A graph is dots joined by lines: Picture a map of 5 towns with roads between some of them. Draw each town as a dot and each road as a line joining two dots — that picture is a graph.
The dots are vertices (one is a vertex), the lines are edges. A graph only records which towns are connected, not how far apart they are drawn — so the same graph can be sketched in many ways.
The degree of a vertex is simply how many edge-ends touch it — how many roads leave that town. A town with 3 roads has degree 3.
The handshake lemma — why degrees add to twice the edges: Every edge has two ends, and each end adds 1 to the degree of the vertex it touches.
So if you add up the degrees of all vertices, you count every edge exactly twice (once for each end).
That gives the handshake lemma: the sum of all degrees equals 2 × (number of edges). It's a fast check on any graph — and it forces the number of odd-degree vertices to be even.
IB-style question — degrees of a road network
A small road network links 5 towns A, B, C, D, E. The roads are: A–B, A–C, A–D, B–C, C–D, C–E.
Write the degree of each town, and use the handshake lemma to check the number of roads.
Step by step
- Count the roads meeting each town. A touches B, C, D → 3 roads.
- B touches A, C → 2. C touches A, B, D, E → 4. D touches A, C → 2. E touches C → 1.
- Add all degrees.
- Handshake lemma: total degree = 2E, so E = 12 ÷ 2 = 6 — which matches the six roads listed.
Final answer
Degrees 3, 2, 4, 2, 1; total 12 = 2 × 6, confirming there are 6 roads.

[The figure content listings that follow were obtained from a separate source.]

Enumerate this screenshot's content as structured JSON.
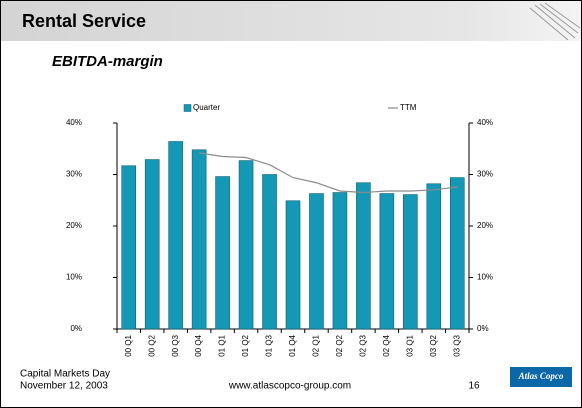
{
  "slide": {
    "title": "Rental Service",
    "subtitle": "EBITDA-margin"
  },
  "footer": {
    "event": "Capital Markets Day",
    "date": "November 12, 2003",
    "url": "www.atlascopco-group.com",
    "page": "16",
    "logo": "Atlas Copco"
  },
  "chart_data": {
    "type": "bar",
    "categories": [
      "00 Q1",
      "00 Q2",
      "00 Q3",
      "00 Q4",
      "01 Q1",
      "01 Q2",
      "01 Q3",
      "01 Q4",
      "02 Q1",
      "02 Q2",
      "02 Q3",
      "02 Q4",
      "03 Q1",
      "03 Q2",
      "03 Q3"
    ],
    "series": [
      {
        "name": "Quarter",
        "type": "bar",
        "color": "#1598b6",
        "values": [
          31.7,
          32.9,
          36.4,
          34.8,
          29.6,
          32.7,
          30.0,
          24.9,
          26.3,
          26.5,
          28.4,
          26.3,
          26.1,
          28.2,
          29.4
        ]
      },
      {
        "name": "TTM",
        "type": "line",
        "axis": "y2",
        "color": "#8c8c8c",
        "values": [
          null,
          null,
          null,
          34.2,
          33.5,
          33.3,
          31.9,
          29.4,
          28.4,
          26.8,
          26.5,
          26.8,
          26.8,
          27.0,
          27.6
        ]
      }
    ],
    "ylim": [
      0,
      40
    ],
    "yticks": [
      {
        "value": 0,
        "label": "0%"
      },
      {
        "value": 10,
        "label": "10%"
      },
      {
        "value": 20,
        "label": "20%"
      },
      {
        "value": 30,
        "label": "30%"
      },
      {
        "value": 40,
        "label": "40%"
      }
    ],
    "y2lim": [
      0,
      40
    ],
    "y2ticks": [
      {
        "value": 0,
        "label": "0%"
      },
      {
        "value": 10,
        "label": "10%"
      },
      {
        "value": 20,
        "label": "20%"
      },
      {
        "value": 30,
        "label": "30%"
      },
      {
        "value": 40,
        "label": "40%"
      }
    ],
    "grid": false,
    "legend": "top"
  }
}
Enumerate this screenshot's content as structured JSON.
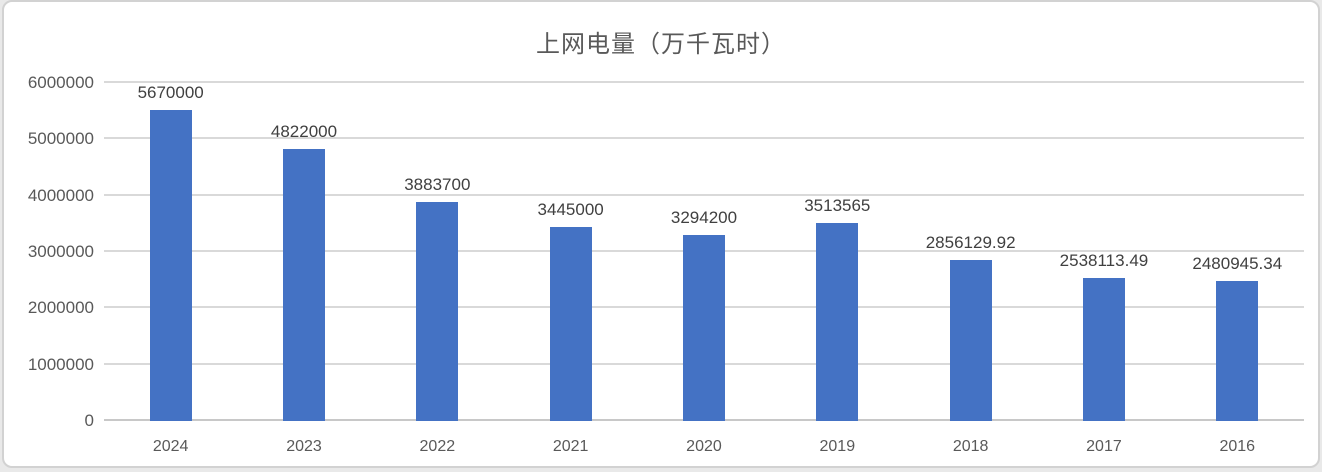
{
  "chart_data": {
    "type": "bar",
    "title": "上网电量（万千瓦时）",
    "categories": [
      "2024",
      "2023",
      "2022",
      "2021",
      "2020",
      "2019",
      "2018",
      "2017",
      "2016"
    ],
    "values": [
      5670000,
      4822000,
      3883700,
      3445000,
      3294200,
      3513565,
      2856129.92,
      2538113.49,
      2480945.34
    ],
    "value_labels": [
      "5670000",
      "4822000",
      "3883700",
      "3445000",
      "3294200",
      "3513565",
      "2856129.92",
      "2538113.49",
      "2480945.34"
    ],
    "yticks": [
      "0",
      "1000000",
      "2000000",
      "3000000",
      "4000000",
      "5000000",
      "6000000"
    ],
    "ylim": [
      0,
      6000000
    ],
    "ytick_interval": 1000000,
    "xlabel": "",
    "ylabel": "",
    "grid": true,
    "legend_position": "none",
    "colors": {
      "bar": "#4472C4",
      "title_text": "#595959",
      "tick_text": "#595959",
      "data_label_text": "#404040",
      "gridline": "#D9D9D9",
      "axis_line": "#C8C8C8",
      "panel_border": "#D2D2D2",
      "panel_background": "#FFFFFF"
    }
  }
}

Special families of graphs: The exam expects you to recognise and use these names:
Simple — no loops (an edge from a vertex to itself) and no repeated edges between the same two vertices. Most real networks are simple.
Connected — you can travel from any vertex to any other by following edges (no isolated piece).
Complete — every pair of vertices is joined by an edge. The complete graph on n vertices is written Kₙ.
Bipartite — the vertices split into two groups, and edges only go between the groups, never within a group (e.g. students on one side, clubs on the other).
Tree — a connected graph with no cycles. A tree on n vertices has exactly n − 1 edges — the fewest edges that still keep everything connected.
IB-style question — a complete social network
Six members of a project team are each directly messaging every other member, modelled by the complete graph K₆.
(a) How many direct message links are there?
(b) State the degree of each member.
Step by step
- (a) In Kₙ every pair is joined, so count pairs: edges = n(n − 1)/2.
- (b) In a complete graph each vertex joins to all n − 1 others.
- Check with the handshake lemma: 6 vertices × degree 5 = 30 = 2 × 15. ✓
Final answer
(a) 15 links. (b) Every member has degree 5.
IB-style question — is it a tree?
A company's reporting structure is connected, has 9 staff (vertices) and 8 reporting links (edges), with no cycles.
Explain whether this is a tree, and what would happen to connectivity if one link were removed.
Step by step
- A tree is connected with no cycles — both hold here.
- Check the edge count: a tree on n vertices has n − 1 edges.
- A tree has the fewest edges that keep it connected, so removing any single edge disconnects it.
Final answer
Yes — it is a tree (connected, no cycles, 8 = 9 − 1 edges). Removing any link would break it into two disconnected groups.